Companies trying to place their advertising next to valuable online content used to have two choices: They could advertise on Web sites and online magazines, using technology to bring their ad up when content with certain keywords appeared on the screen, or they could create content of their own—better controlled, but potentially less valuable to readers, if they perceived it as promotional. Today, an increasing number of online content providers are offering another alternative, what Laura Klein, senior vice president of sales and marketing for Everyday Health, calls "custom centers." In this model, a healthcare information provider creates a mini-site devoted to a particular condition, exercising complete editorial control. The drug company sponsors the entire site and runs its advertising on all the pages.
The content, in this model, can take a wide variety of forms: patient stories, tips for living with and managing conditions, Q&A with experts, and a robust array of interactive tools. For example, the What to Expect Foundation developed a successful custom center on its site with support from GlaxoSmithKline. The "What to Expect Guide to Immunizations" includes video clips covering a variety of concerns about childhood immunizations, selected articles, and even a downloadable book, including charts that help parents track immunizations and ask appropriate questions during visits to doctors. The popular health site Everyday Health includes more than a dozen "Everyday Solutions" covering everything from heart health to children's nutrition. These mini-sites include content custom written by the Everyday Health staff (though with full editorial control) and ads by sponsors that include pharma and consumer products manufacturers.
As of October 2008, there are 250 advertisers with Everyday Health in the consumer packaged goods and pharma industries, which include Abbott Labs, Bayer, GSK, and Pfizer.
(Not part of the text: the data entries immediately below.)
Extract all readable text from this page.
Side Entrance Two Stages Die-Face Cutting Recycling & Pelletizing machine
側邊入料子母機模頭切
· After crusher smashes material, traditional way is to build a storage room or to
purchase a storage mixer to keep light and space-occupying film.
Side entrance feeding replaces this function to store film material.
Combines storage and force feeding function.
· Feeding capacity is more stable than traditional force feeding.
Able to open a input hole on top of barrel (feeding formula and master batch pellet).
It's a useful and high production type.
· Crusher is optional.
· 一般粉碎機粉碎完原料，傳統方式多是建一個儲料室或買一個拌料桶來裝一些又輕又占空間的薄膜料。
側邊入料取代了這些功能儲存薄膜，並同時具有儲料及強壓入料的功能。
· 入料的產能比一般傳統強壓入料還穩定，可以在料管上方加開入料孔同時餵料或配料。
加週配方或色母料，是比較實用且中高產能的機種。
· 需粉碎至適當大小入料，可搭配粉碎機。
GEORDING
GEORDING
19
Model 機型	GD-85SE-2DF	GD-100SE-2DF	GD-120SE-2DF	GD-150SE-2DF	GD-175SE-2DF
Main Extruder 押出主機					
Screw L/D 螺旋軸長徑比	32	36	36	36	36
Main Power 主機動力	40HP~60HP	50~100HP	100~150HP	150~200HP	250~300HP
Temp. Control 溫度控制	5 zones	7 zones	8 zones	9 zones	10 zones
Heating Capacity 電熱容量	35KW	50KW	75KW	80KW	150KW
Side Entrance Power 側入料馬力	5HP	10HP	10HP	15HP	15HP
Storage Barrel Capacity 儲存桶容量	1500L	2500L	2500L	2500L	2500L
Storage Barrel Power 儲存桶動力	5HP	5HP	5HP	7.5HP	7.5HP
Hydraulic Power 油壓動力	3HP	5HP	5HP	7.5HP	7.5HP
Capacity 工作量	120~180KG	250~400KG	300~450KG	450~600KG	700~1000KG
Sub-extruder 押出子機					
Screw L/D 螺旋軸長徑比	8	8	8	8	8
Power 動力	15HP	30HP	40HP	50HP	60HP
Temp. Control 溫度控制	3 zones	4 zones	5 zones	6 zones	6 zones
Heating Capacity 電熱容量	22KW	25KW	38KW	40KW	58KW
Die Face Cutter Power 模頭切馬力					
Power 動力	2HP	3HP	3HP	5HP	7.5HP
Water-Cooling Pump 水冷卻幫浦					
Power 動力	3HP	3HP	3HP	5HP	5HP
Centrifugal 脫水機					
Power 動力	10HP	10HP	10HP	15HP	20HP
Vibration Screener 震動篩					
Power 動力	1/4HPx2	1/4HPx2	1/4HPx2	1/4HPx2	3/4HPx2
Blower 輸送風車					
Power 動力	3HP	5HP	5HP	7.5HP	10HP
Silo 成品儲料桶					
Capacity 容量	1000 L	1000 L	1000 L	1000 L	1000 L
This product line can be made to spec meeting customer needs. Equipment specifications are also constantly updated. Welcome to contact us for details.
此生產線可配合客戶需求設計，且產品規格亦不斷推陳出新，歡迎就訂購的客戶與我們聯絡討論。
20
Advertising business for the company more than doubled in 2008 over 2007 and remained on par with growth in Q1 for 2009.
Among the many metrics measured, average click-through rates for marketers' ads in custom centers are two to four times above the industry average. Klein points out that when a custom center is running, Everyday has the ability to market to all users (about 24 million monthly as of January 2009) throughout networked sites, which really exposes them to the advertisers' custom center and ultimately sends them through to be counted as traffic.
According to DataMonitor, pharma promotion is moving from traditional brand promotion toward a streamlined, customer-oriented approach. Perhaps that is why Baron believes that maybe it is time for pharma to see the patient as more of a consumer. "There is nothing wrong with raising brand awareness and brand recognition. It doesn't have to drive incremental scripts; brand awareness could be enough to help keep the marketing mix optimized," he pointed out.
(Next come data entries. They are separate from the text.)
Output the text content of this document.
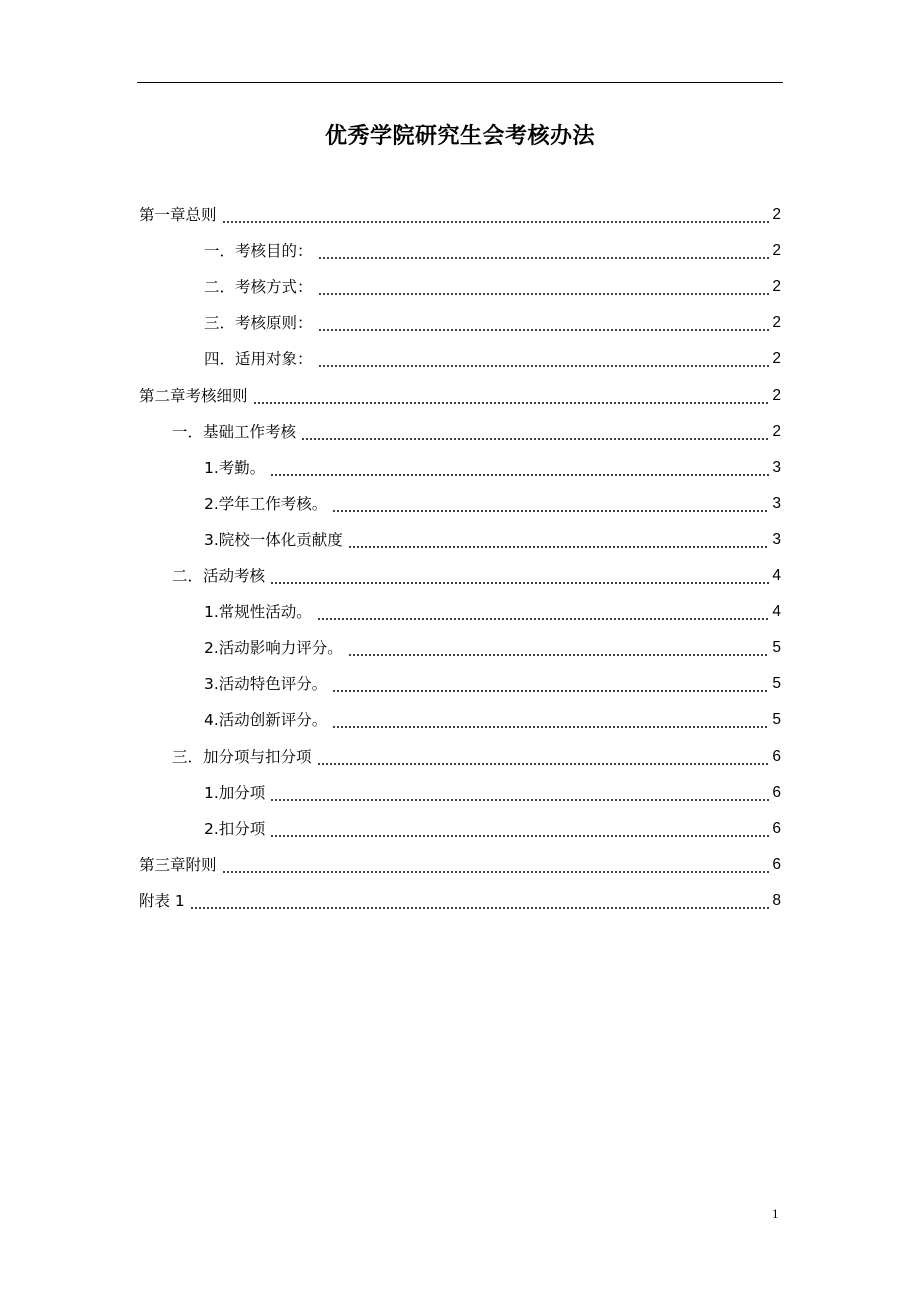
优秀学院研究生会考核办法
第一章总则	2
一．考核目的：	2
二．考核方式：	2
三．考核原则：	2
四．适用对象：	2
第二章考核细则	2
一．基础工作考核	2
1.考勤。	3
2.学年工作考核。	3
3.院校一体化贡献度	3
二．活动考核	4
1.常规性活动。	4
2.活动影响力评分。	5
3.活动特色评分。	5
4.活动创新评分。	5
三．加分项与扣分项	6
1.加分项	6
2.扣分项	6
第三章附则	6
附表 1	8
1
Pharma companies are scaling back—not just for budgetary reasons, but because of delayed product launches, regulatory concerns, and the impact of the PhRMA guidelines. Advertising agencies are understandably concerned about what the future holds for them. In the short run, it's probably more of the same. Schulman, for example, expects 2009 to look similar to 2008. "We do not expect the measured media mix to change all that much in 2009," he says. "The total spend will shrink but the allocation will probably hold to form."
All in all, Big Pharma remains at the top of the rankings in terms of most promotional advertising dollars spent. But the future holds a much wider playing field for both large and small companies aiming to optimize the marketing mix.